The IO valve 20 communicates with the two plunger chambers 21 in which the plunger 4 has moved to the suction position.
Since the inlet valve 25 is open and the outlet valve 27 is closed, fuel flows from the FMU 2 into these plunger chambers 21.

Also in the fuel supply pump 50 according to the third embodiment, the fuel is pressurized by the two plungers 4 at the time of pressurization. Can be improved. Further, the product (1) of the number (6) of the plungers 4 and the number (2) of the cam ridges 14 is obtained.
Since 2) is an integral multiple (2 times) of the number of cylinders (6) of the internal combustion engine, the fuel pressure is sent from the fuel supply pump 50 to the common rail 51 for one fuel injection into the combustion chamber. Is performed a plurality of times, it is possible to effectively compensate for a decrease in pressure in the common rail 51 due to fuel injection into the combustion chamber.

In the fuel supply pump 50 according to the first, second, and third embodiments described above, the number of the plungers 4 and the number of the cam ridges 14 formed on one cam 13 are determined. Is the number of cylinders of the internal combustion engine (6)
, The degree of freedom in designing the fuel supply pump can be improved. For example, even if an attempt is made to change the cam shape for the purpose of improving the oil supply capacity of the fuel supply pump 50, if there are restrictions such as strength and pump driving torque, the number of cams 13 (the number of plungers 4) is changed or This can be dealt with by changing the number of cam ridges 14 formed on one cam 13.

[0043]

As described above, according to the present invention, it is possible to provide a fuel supply pump having an improved oil supply capacity without significant changes in manufacturing equipment and the like. Further, it is possible to provide a low-cost fuel supply pump that can cope with a common rail system that requires particularly high pressure fuel.

[Brief description of the drawings]

FIG. 1 is a sectional view showing a structure of a fuel supply pump according to a first embodiment of the present invention.
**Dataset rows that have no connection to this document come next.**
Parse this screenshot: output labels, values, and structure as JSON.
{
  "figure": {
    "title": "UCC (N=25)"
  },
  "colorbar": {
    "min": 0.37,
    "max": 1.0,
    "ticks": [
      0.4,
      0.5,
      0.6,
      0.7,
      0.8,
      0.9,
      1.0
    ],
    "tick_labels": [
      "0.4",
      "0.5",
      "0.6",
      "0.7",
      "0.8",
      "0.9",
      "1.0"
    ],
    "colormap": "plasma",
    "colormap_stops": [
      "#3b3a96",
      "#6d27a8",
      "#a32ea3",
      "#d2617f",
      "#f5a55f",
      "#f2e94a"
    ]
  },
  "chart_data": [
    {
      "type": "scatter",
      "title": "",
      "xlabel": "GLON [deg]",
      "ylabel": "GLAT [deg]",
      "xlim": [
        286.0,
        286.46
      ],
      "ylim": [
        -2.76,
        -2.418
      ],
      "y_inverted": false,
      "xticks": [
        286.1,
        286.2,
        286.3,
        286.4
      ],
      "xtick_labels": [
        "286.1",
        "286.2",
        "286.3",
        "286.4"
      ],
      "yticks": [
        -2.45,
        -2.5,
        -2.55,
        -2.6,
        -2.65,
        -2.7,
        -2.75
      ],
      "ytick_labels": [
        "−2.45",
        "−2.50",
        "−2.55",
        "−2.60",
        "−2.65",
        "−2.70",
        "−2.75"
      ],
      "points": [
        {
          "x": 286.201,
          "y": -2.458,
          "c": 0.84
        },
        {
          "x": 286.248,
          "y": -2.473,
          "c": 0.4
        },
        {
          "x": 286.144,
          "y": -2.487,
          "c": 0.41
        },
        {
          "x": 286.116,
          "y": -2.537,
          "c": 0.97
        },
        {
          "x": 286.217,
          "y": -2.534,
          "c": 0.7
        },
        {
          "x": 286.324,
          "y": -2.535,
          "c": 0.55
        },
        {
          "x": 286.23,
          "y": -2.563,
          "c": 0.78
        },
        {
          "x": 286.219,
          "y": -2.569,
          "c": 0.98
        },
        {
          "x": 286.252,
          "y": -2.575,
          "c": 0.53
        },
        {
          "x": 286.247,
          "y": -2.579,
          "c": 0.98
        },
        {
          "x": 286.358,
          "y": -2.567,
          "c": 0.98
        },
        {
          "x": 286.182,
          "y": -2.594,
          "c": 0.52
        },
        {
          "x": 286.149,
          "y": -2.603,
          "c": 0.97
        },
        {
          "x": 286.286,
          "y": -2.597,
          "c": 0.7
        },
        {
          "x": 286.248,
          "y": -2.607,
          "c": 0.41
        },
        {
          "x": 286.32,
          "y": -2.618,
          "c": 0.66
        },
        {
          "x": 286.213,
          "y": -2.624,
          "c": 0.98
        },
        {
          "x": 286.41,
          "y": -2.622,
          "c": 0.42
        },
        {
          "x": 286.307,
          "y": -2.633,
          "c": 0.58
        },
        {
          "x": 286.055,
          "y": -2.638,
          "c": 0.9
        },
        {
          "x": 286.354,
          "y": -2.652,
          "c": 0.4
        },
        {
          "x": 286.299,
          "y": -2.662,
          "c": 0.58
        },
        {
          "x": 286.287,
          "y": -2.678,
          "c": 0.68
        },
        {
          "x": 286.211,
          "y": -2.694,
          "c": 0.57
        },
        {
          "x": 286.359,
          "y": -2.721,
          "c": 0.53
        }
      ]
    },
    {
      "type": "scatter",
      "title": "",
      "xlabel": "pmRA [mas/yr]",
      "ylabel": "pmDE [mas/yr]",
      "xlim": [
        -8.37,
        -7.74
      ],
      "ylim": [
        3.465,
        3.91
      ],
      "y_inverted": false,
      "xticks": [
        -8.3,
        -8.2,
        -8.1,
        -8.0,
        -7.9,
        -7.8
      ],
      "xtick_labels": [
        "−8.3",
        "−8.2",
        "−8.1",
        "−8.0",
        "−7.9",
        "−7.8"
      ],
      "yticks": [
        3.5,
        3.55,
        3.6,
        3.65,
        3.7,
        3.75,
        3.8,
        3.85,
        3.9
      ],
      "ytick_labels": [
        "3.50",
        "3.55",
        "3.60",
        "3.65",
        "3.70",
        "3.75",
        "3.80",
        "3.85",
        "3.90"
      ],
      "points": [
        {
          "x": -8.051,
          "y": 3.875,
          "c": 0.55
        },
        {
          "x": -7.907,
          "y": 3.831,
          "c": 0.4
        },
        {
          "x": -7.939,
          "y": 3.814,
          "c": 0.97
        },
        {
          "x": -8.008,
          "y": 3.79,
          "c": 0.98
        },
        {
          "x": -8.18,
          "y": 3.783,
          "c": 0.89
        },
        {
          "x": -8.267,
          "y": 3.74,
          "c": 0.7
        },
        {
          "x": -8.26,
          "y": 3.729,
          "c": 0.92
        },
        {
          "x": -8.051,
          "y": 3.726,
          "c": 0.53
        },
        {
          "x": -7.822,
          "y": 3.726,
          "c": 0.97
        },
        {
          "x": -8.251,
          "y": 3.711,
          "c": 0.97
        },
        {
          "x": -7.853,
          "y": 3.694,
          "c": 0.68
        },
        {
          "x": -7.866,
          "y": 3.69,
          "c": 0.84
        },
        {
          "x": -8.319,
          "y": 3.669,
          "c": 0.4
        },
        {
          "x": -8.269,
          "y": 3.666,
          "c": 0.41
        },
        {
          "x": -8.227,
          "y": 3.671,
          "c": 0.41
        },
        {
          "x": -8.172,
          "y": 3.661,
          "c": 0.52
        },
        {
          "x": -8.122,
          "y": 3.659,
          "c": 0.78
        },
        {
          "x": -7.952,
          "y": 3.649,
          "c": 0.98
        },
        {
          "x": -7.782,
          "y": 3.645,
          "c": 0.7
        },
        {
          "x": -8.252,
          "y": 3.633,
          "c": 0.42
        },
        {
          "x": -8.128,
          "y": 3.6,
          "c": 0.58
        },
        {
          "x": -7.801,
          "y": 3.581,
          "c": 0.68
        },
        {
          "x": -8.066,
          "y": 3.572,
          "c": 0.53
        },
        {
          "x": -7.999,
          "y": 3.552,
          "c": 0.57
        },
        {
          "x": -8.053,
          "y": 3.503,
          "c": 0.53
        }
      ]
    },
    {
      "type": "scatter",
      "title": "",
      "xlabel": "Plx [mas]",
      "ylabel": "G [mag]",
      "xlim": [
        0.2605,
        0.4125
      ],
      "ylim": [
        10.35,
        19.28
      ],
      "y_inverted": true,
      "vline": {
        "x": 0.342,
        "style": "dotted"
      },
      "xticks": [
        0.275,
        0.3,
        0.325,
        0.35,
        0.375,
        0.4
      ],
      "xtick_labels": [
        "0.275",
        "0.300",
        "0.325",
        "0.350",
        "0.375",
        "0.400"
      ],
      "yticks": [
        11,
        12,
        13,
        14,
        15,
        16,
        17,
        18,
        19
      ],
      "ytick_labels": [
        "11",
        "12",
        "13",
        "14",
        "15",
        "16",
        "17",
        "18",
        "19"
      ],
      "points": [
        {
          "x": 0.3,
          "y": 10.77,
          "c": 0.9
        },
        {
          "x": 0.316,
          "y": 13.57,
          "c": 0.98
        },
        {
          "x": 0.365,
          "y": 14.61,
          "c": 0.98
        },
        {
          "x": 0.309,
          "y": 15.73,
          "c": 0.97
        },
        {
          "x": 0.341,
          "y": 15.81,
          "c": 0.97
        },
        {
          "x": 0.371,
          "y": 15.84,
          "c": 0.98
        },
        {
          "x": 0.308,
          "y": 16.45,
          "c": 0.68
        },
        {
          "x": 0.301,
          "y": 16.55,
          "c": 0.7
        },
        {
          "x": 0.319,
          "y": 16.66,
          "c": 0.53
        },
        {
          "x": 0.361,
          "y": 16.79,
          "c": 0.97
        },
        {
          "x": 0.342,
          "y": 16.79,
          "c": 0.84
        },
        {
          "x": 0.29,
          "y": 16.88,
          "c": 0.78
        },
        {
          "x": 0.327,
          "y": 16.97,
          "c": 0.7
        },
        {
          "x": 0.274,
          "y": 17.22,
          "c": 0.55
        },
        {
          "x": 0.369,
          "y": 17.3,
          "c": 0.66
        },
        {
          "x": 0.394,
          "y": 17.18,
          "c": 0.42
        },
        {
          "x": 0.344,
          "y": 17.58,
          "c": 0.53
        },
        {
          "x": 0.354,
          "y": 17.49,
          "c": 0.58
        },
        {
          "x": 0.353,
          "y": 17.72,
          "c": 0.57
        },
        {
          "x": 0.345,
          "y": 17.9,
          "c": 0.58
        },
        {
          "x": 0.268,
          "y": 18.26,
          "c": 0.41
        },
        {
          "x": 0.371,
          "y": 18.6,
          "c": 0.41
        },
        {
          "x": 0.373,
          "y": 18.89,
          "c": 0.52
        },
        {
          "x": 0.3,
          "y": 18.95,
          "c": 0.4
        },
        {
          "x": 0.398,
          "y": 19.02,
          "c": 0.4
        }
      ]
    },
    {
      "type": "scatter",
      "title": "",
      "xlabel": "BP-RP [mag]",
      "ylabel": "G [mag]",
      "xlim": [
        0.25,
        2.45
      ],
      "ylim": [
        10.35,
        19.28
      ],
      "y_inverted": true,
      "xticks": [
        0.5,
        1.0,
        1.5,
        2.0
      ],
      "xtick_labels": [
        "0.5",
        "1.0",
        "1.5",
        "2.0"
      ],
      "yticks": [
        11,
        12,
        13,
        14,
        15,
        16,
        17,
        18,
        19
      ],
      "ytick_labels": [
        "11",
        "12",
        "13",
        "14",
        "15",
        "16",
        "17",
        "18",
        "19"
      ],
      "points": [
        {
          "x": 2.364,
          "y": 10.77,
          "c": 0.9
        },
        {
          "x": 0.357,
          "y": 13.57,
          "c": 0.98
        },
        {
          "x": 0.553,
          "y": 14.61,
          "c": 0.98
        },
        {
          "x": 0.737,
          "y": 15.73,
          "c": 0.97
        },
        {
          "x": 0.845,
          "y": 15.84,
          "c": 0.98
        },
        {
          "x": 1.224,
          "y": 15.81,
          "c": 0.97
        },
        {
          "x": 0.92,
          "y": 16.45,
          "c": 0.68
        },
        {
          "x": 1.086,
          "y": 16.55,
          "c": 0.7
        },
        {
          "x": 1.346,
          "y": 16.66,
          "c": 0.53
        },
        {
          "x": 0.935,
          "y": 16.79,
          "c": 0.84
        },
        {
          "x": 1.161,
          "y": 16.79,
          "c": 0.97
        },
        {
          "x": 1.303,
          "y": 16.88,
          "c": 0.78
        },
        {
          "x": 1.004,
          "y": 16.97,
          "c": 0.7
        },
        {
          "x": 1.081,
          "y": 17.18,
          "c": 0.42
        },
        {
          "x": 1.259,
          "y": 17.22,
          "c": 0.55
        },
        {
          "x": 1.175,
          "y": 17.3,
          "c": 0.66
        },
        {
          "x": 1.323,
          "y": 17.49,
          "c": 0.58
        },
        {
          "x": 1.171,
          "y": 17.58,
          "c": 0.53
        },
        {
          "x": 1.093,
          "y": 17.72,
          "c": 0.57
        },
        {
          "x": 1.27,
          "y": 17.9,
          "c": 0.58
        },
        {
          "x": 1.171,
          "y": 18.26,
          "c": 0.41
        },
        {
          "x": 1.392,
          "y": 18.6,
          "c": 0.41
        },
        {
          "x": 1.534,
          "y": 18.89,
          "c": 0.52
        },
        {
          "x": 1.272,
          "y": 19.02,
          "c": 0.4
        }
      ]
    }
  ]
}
FIG. 2 is a sectional view of the fuel supply pump shown in FIG.
It is sectional drawing.

FIG. 3 is a schematic diagram showing a positional relationship of a plunger of the fuel supply pump according to the first embodiment.

FIG. 4 is a schematic diagram showing a positional relationship of a plunger of a fuel supply pump according to a second embodiment.
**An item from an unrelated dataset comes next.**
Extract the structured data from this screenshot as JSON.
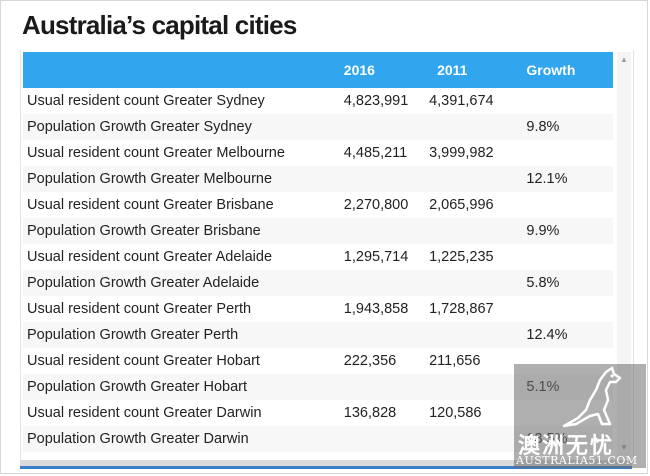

FIG. 5 is a schematic diagram showing a positional relationship of a plunger of a fuel supply pump according to a third embodiment.

FIG. 6 is a diagram showing a common rail system.
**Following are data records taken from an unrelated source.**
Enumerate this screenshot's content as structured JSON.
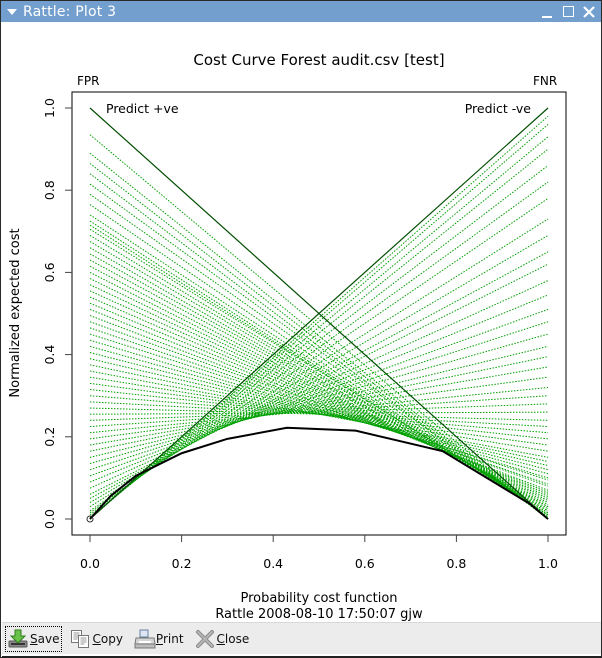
{
  "window": {
    "title": "Rattle: Plot 3",
    "controls": [
      "minimize",
      "maximize",
      "close"
    ]
  },
  "toolbar": {
    "buttons": [
      {
        "label": "Save",
        "mnemonic": "S",
        "rest": "ave",
        "icon": "save-icon"
      },
      {
        "label": "Copy",
        "mnemonic": "C",
        "rest": "opy",
        "icon": "copy-icon"
      },
      {
        "label": "Print",
        "mnemonic": "P",
        "rest": "rint",
        "icon": "print-icon"
      },
      {
        "label": "Close",
        "mnemonic": "C",
        "rest": "lose",
        "icon": "close-icon"
      }
    ]
  },
  "chart_data": {
    "type": "line",
    "title": "Cost Curve Forest audit.csv [test]",
    "xlabel": "Probability cost function",
    "ylabel": "Normalized expected cost",
    "subtitle": "Rattle 2008-08-10 17:50:07 gjw",
    "xlim": [
      0,
      1
    ],
    "ylim": [
      0,
      1
    ],
    "xticks": [
      "0.0",
      "0.2",
      "0.4",
      "0.6",
      "0.8",
      "1.0"
    ],
    "yticks": [
      "0.0",
      "0.2",
      "0.4",
      "0.6",
      "0.8",
      "1.0"
    ],
    "grid": false,
    "corner_labels": {
      "left": "FPR",
      "right": "FNR"
    },
    "annotations": [
      {
        "text": "Predict +ve",
        "x": 0.03,
        "y": 0.98
      },
      {
        "text": "Predict -ve",
        "x": 0.97,
        "y": 0.98
      }
    ],
    "trivial_lines": [
      {
        "name": "Predict +ve",
        "x": [
          0,
          1
        ],
        "y": [
          1,
          0
        ],
        "color": "#004d00"
      },
      {
        "name": "Predict -ve",
        "x": [
          0,
          1
        ],
        "y": [
          0,
          1
        ],
        "color": "#004d00"
      }
    ],
    "threshold_lines_color": "#00a000",
    "threshold_lines": [
      [
        0.935,
        0.0
      ],
      [
        0.89,
        0.0
      ],
      [
        0.865,
        0.0
      ],
      [
        0.84,
        0.0
      ],
      [
        0.815,
        0.005
      ],
      [
        0.79,
        0.005
      ],
      [
        0.765,
        0.005
      ],
      [
        0.74,
        0.01
      ],
      [
        0.725,
        0.01
      ],
      [
        0.715,
        0.01
      ],
      [
        0.705,
        0.015
      ],
      [
        0.69,
        0.015
      ],
      [
        0.675,
        0.02
      ],
      [
        0.66,
        0.02
      ],
      [
        0.645,
        0.025
      ],
      [
        0.63,
        0.03
      ],
      [
        0.615,
        0.03
      ],
      [
        0.6,
        0.035
      ],
      [
        0.585,
        0.04
      ],
      [
        0.57,
        0.045
      ],
      [
        0.555,
        0.05
      ],
      [
        0.54,
        0.055
      ],
      [
        0.525,
        0.06
      ],
      [
        0.51,
        0.065
      ],
      [
        0.495,
        0.07
      ],
      [
        0.48,
        0.08
      ],
      [
        0.465,
        0.085
      ],
      [
        0.45,
        0.095
      ],
      [
        0.435,
        0.1
      ],
      [
        0.42,
        0.11
      ],
      [
        0.405,
        0.12
      ],
      [
        0.39,
        0.13
      ],
      [
        0.375,
        0.14
      ],
      [
        0.36,
        0.15
      ],
      [
        0.345,
        0.165
      ],
      [
        0.33,
        0.18
      ],
      [
        0.315,
        0.195
      ],
      [
        0.3,
        0.21
      ],
      [
        0.285,
        0.225
      ],
      [
        0.27,
        0.24
      ],
      [
        0.255,
        0.26
      ],
      [
        0.24,
        0.28
      ],
      [
        0.225,
        0.3
      ],
      [
        0.21,
        0.32
      ],
      [
        0.195,
        0.345
      ],
      [
        0.18,
        0.37
      ],
      [
        0.165,
        0.395
      ],
      [
        0.15,
        0.42
      ],
      [
        0.135,
        0.45
      ],
      [
        0.12,
        0.48
      ],
      [
        0.105,
        0.51
      ],
      [
        0.09,
        0.545
      ],
      [
        0.075,
        0.58
      ],
      [
        0.06,
        0.62
      ],
      [
        0.05,
        0.65
      ],
      [
        0.04,
        0.69
      ],
      [
        0.03,
        0.73
      ],
      [
        0.02,
        0.78
      ],
      [
        0.015,
        0.82
      ],
      [
        0.01,
        0.86
      ],
      [
        0.005,
        0.9
      ],
      [
        0.003,
        0.93
      ],
      [
        0.001,
        0.96
      ],
      [
        0.0,
        0.98
      ]
    ],
    "lower_envelope": {
      "x": [
        0.0,
        0.045,
        0.1,
        0.2,
        0.3,
        0.43,
        0.58,
        0.77,
        0.96,
        1.0
      ],
      "y": [
        0.0,
        0.056,
        0.105,
        0.16,
        0.195,
        0.222,
        0.215,
        0.165,
        0.037,
        0.0
      ],
      "color": "#000000"
    }
  }
}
FIG. 7 is a sectional view showing a conventional fuel supply pump.

[Explanation of symbols]

 Reference Signs List 1 supply pump 2 fuel metering unit (FMU) 3 feed pump 4 plunger 5 plunger barrel 7 cam shaft 8 pump housing 13 cam 14 cam mountain 40 fuel tank 45 common rail system 50 fuel injection device (supply pump assembly) 51 common rail / Assembly 55 Injector assembly 57 Sensors 58 Electronic control unit

Continuation of the front page F term (reference) 3G066 AA07 AB02 AC09 AD02 BA54 CA01S CD28 CE04 3H070 AA02 BB03 BB07 BB25 CC21 DD35 3H075 AA03 BB03 CC25 DA04 DB04 DB24

Claims (3)

[Claims] 1. A camshaft which is rotationally driven by an internal combustion engine, a cam fixed to the camshaft and having a cam ridge, and a plunger which reciprocates along the shape of the cam. A fuel supply pump, comprising: two or more plungers, wherein the fuel is pressurized by at least two of the plungers at the time of pressurizing the fuel. 2. A product according to claim 1, wherein the product of the number of said plungers and the number of said cam ridges formed on one cam is an integral multiple of the number of cylinders of said internal combustion engine. Fuel supply pump. 3. The fuel supply pump according to claim 1, wherein the high-pressure fuel is supplied to a common rail.